BTW you can watch this also, as it will be part of the AGU on Demand streaming video:
To watch, you have to register here: http://fallmeeting.agu.org/2015/virtual-options/
I’m not even sure this one [below] is worth attending, as we all know it will be the same set of rants we’ve all heard before. There’s likely no science in this, just the usual talking points:
U13A-03: Reticence, Accuracy and Efficacy
- James Hansen has cautioned the scientific community against “reticence,” by which he means a reluctance to speak in public about the threat of climate change. This may contribute to social inaction, with the result that society fails to respond appropriately to threats that are well understood scientifically. Against this, others have warned against the dangers of “crying wolf,” suggesting that reticence protects scientific credibility.We argue that both these positions are missing an important point: that reticence is not only a matter of style but also of substance. In previous work, Bysse et al. (2013) showed that scientific projections of key indicators of climate change have been skewed towards the low end of actual events, suggesting a bias in scientific work. More recently, we have shown that scientific efforts to be responsive to contrarian challenges have led scientists to adopt the terminology of a “pause” or “hiatus” in climate warming, despite the lack of evidence to support such a conclusion (Lewandowsky et al., 2015a. 2015b). In the former case, scientific conservatism has led to under-estimation of climate related changes. In the latter case, the use of misleading terminology has perpetuated scientific misunderstanding and hindered effective communication.Scientific communication should embody two equally important goals: 1) accuracy in communicating scientific information and 2) efficacy in expressing what that information means. Scientists should strive to be neither conservative nor adventurous but to be accurate, and to communicate that accurate information effectively.
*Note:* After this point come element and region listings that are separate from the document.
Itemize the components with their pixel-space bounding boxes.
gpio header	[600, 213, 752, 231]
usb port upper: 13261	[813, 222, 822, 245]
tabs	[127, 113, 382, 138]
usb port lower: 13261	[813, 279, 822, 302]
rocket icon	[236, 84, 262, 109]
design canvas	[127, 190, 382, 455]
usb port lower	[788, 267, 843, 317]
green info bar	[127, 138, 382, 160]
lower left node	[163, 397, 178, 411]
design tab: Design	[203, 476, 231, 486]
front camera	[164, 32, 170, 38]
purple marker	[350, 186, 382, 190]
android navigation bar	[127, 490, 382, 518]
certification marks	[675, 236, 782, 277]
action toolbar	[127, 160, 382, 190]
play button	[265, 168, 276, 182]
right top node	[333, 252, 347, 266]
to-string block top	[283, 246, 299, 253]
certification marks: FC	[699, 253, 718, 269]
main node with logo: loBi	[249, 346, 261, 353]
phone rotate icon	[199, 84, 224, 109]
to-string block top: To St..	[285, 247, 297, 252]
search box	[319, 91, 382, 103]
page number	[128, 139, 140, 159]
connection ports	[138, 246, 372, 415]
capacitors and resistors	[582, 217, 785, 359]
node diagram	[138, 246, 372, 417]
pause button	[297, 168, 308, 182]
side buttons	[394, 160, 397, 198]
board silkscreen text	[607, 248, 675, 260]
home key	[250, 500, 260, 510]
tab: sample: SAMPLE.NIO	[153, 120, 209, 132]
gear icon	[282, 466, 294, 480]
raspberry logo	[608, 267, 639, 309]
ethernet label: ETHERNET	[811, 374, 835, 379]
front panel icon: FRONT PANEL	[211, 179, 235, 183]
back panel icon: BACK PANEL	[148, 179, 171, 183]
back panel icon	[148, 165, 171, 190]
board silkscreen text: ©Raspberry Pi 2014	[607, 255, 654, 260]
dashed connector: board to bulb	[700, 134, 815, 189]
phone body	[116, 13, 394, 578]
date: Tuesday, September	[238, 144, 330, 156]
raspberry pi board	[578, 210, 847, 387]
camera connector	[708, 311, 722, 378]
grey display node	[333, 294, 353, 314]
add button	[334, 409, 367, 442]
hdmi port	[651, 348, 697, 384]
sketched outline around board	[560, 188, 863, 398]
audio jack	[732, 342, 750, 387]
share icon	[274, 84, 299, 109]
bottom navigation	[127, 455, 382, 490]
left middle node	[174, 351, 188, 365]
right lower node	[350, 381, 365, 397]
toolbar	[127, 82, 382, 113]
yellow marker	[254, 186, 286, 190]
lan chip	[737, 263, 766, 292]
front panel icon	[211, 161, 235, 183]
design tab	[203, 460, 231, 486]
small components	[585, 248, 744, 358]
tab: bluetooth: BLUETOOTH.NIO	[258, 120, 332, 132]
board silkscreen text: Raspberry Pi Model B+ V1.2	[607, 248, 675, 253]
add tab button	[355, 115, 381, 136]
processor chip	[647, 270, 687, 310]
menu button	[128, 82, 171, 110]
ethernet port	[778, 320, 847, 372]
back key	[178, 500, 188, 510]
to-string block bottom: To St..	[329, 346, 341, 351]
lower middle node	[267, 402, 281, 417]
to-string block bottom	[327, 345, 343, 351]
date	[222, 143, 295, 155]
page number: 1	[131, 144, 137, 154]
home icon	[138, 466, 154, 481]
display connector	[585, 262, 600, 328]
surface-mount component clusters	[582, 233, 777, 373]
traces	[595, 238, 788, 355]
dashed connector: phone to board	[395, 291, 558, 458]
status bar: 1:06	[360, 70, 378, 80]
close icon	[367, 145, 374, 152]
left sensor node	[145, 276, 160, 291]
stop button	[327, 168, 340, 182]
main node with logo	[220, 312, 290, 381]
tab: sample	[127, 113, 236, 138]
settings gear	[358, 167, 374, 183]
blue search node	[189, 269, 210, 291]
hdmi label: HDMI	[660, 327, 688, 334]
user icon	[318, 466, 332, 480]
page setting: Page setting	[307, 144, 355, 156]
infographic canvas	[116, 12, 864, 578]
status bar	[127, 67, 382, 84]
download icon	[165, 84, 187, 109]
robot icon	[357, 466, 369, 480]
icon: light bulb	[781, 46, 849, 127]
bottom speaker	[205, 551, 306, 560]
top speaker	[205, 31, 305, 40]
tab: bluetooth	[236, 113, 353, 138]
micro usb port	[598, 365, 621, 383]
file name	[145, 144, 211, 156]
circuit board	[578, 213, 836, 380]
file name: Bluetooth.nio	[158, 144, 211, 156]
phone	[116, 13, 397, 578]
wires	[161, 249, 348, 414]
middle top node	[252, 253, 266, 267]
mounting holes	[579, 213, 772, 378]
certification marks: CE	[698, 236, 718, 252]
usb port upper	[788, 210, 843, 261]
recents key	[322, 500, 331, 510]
I do find it curious thought that Lew is listed as being with UWA. I wonder if his Bristol gig went sour. Or it could simply be that he’s so busy finding moon landing deniers among the climate skeptics that he didn’t update his AGU profile. Anything is possible.
Here is what I’m presenting at AGU on Thursday, December 17th, at 1:40PM:
I’ll have a detailed post regarding my session that will publish on Thursday. I think it will be worth everyones time to mark their calendar to have a look.
Thanks again to everyone who helped get me here.